# 2 from a series "Best Books About Seattle" by Edy Kizaki, Team Leader, eXp Realty Seattle
OK, it might sound trite, but if you are only going to read one book before you get here, this should be it. Not that I think you will necessarily read it cover to cover, but even that would not be too much. I think doing so with the neighborhood and area discriptions will for sure pay off when you are trying to decide between several options without the benefits of having yet lived here. Usually when I am working with someone who's relocating we talk about what's important to them in an area, and where their job will be located. Wanting a certain kind of area will trigger a lot of discussion about the characteristics of, say, Woodinville vs. Kirkland or Monroe. Or we might talk about what you can get in your price range in Queen Anne vs. Magnolia vs. Ravenna. Or which school district would be better for your children's profile. Then of course it's important to get out and look in several areas so that you get an experiential sense of the feel of the place. But reading this book will take all that a step farther and fill in a lot of blanks.
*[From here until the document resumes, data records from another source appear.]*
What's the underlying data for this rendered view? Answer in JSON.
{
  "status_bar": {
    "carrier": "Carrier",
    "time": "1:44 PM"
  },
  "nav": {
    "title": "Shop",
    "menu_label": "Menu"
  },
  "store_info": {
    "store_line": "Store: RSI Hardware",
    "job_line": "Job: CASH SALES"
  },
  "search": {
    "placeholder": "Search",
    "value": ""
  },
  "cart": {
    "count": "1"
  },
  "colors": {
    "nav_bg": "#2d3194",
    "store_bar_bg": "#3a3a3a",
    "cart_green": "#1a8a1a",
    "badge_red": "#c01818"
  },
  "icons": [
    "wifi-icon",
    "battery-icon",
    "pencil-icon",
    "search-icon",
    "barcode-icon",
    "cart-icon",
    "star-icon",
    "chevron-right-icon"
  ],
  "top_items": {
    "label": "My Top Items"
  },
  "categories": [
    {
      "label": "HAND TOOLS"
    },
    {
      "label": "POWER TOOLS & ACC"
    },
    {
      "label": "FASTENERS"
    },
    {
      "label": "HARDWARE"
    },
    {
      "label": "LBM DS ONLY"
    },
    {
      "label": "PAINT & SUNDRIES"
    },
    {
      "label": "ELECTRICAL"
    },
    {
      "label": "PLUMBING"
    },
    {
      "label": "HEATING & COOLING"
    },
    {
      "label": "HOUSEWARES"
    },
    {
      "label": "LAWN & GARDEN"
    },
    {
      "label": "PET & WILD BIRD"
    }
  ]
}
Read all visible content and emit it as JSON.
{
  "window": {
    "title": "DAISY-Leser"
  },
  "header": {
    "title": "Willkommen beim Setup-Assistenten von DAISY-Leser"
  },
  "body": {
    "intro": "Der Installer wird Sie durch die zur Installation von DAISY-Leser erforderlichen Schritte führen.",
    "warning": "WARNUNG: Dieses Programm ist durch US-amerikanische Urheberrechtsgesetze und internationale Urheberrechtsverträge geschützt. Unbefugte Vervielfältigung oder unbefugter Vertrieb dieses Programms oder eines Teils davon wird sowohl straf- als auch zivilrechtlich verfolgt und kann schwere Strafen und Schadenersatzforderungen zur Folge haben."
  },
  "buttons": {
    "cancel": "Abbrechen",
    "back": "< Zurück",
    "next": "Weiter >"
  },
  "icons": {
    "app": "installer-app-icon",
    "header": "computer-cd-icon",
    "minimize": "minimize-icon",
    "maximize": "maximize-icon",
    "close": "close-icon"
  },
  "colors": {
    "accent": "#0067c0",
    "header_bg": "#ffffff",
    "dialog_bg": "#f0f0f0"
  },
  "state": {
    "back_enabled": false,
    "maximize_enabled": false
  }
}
For example, it has a list of all the publications, the main ones and the little ones by area. It talks about the pet laws. It provides sections on cultural life in each area, volunteering, lakes and parkways, child care, apartment and house hunting, and so much more that I'm just tempted to say it deals with "everything."
Best of all, it's an easy read, and for me it always seems as gripping as the newest novel. For example here's a little description of Madison Park: "One of a kind restaurants and cafes, fashionable boutiques, and fragrant bakeries offering scroumptious goodies line East Madison Street, Madison Park's main thoroughfare...near the east end of East Madison Street Colonial and Northwest Modern homes intermingle with more modest Cape Cods, reminicent of the beach cottages that once lined the shore in early Madison Park."
You may want to check out the section on the city's Farmer's Markets, Concert Venues, or Schools, but it will also give you a rundown on Taxes, Online Providers, and really everything you want to know! A recent look at what's available on Amazon.com showed you could get the '07 edition used for about $8.50 or new for about $16 (it lists at about $25), or the '03 version for as little as 1 cent (I guess that means $4 when you add shipping).
Yes, we're also proud of Amazon, one of our local businesses that seems to have helped change the face of the future! Also a major employer here (a friend of mine works there and reports they are pretty enlightened) they are a major player on the Seattle scene.